While Miller listed a few of her accomplishments and community work, other partygoers mentioned her other activities. She, along with her family, sponsored two foreign students. Also, she donated 23 gallons of blood, worked for Habitat for Humanity and was president of the senior center board. She even helped to create the Harkenrider Senior Activity Center, people said.
She remains active, as she enjoys playing cards and bingo with friends, children, grandchildren and great-grandchildren. She also embroiders, crochets and knits, creating hundreds of items that remain treasured objects.
“She is so full of love, and joyfulness and laughter,” said Judy Lovins, one of Miller’s three daughters. “We love her so much.”
“I love her deeply,” said Edna Jean “Tara” Miller, another of Miller’s daughters. “She’s such an inspiration, just in terms of her sharp mind, her soul, her kindness, her sense of humor and her service.”
The “baby” of the three daughters, Kathy Crowley, complimented her mother for being “always there” for her and all of her family and friends.”

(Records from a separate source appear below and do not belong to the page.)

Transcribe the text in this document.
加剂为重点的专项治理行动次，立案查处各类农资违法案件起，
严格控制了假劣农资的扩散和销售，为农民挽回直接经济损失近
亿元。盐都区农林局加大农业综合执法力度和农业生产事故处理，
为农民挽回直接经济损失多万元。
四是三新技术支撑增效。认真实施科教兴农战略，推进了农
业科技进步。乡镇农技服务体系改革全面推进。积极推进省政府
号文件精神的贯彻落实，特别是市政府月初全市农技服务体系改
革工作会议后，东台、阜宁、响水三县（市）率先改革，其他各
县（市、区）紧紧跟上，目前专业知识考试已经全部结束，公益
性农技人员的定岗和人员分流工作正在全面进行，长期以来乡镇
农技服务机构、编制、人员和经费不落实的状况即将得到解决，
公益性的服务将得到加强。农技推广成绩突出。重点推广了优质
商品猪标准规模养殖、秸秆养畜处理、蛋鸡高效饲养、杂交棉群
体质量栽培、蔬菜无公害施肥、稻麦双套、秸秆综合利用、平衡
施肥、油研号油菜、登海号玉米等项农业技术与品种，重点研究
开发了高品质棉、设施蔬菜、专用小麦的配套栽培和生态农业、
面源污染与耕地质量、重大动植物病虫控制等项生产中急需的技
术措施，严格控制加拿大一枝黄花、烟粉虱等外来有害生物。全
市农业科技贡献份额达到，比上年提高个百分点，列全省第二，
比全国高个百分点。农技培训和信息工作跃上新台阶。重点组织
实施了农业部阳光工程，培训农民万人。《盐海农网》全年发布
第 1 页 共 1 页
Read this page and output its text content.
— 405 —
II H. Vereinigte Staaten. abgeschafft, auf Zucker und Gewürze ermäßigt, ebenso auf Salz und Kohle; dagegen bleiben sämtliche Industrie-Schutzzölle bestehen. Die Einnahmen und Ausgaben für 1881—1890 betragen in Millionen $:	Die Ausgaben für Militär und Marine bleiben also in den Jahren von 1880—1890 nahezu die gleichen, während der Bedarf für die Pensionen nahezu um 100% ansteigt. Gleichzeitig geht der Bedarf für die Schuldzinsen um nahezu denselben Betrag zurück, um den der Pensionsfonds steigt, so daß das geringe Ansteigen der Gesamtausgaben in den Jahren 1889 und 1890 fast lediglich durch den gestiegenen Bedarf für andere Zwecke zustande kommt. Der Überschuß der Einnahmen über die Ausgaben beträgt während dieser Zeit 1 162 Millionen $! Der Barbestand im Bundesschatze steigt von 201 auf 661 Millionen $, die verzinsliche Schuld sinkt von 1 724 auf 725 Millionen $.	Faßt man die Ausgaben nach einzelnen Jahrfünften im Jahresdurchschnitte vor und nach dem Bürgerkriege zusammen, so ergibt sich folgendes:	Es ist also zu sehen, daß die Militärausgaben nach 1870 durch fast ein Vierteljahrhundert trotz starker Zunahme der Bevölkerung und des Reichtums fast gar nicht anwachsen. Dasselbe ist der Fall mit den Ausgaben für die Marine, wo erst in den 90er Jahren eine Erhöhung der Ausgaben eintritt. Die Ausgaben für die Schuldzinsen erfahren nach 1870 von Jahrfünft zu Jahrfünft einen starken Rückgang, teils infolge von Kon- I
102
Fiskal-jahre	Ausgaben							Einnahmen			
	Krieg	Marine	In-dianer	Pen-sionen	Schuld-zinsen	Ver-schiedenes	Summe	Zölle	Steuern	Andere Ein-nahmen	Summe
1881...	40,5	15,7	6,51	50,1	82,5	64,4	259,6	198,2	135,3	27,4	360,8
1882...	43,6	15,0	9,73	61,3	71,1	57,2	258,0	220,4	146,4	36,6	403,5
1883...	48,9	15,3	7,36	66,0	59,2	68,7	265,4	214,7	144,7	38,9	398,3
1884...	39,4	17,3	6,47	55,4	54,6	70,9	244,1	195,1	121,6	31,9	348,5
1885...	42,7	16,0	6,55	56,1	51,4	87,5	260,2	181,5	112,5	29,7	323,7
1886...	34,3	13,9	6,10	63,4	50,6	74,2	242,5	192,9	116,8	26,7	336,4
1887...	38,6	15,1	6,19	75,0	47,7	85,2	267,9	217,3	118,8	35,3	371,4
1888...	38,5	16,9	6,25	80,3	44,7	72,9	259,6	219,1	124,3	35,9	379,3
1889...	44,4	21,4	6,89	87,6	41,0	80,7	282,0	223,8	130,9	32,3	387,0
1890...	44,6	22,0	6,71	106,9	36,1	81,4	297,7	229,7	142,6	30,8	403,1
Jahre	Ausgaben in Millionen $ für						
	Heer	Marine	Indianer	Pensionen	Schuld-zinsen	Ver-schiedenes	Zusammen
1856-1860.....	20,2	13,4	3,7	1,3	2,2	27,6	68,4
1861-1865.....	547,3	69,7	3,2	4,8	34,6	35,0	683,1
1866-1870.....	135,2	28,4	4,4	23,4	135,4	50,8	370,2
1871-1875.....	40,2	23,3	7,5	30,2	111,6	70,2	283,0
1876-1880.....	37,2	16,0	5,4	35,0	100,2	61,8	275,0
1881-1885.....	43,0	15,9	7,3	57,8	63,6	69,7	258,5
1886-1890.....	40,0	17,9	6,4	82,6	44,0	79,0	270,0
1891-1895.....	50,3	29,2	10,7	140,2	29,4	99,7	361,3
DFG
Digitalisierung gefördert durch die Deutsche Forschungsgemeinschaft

“I enjoy her humor, her love and her beauty,” Crowley said. Her mother has taught her how to be positive, driven and sportsmanlike.
They are not alone in loving Miller, according to the trio of daughters. They said this celebration would have included 150 more people if not for COVID-19. At Miller’s last big birthday smash, two years ago, visitors packed the senior center.
As a social person, Miller has loved these large gatherings. She also loves going to Seattle Mariner games and traveling, things she has not been able to do lately. But she has, been able to keep active with some of her favorite things, as she still meets friends for cards.
Ruth Ford, who often plays cards with Miller, was one of the people who drove past the senior center to offer birthday greetings. They have known each other 40 years.
“She’s not like a 100-year-old,” Ford said, as Miller keeps score and shuffles when they play pinochle and canasta. The centenarian even frequently wins these games.
Miller’s loved ones said they are looking forward to her next birthday party.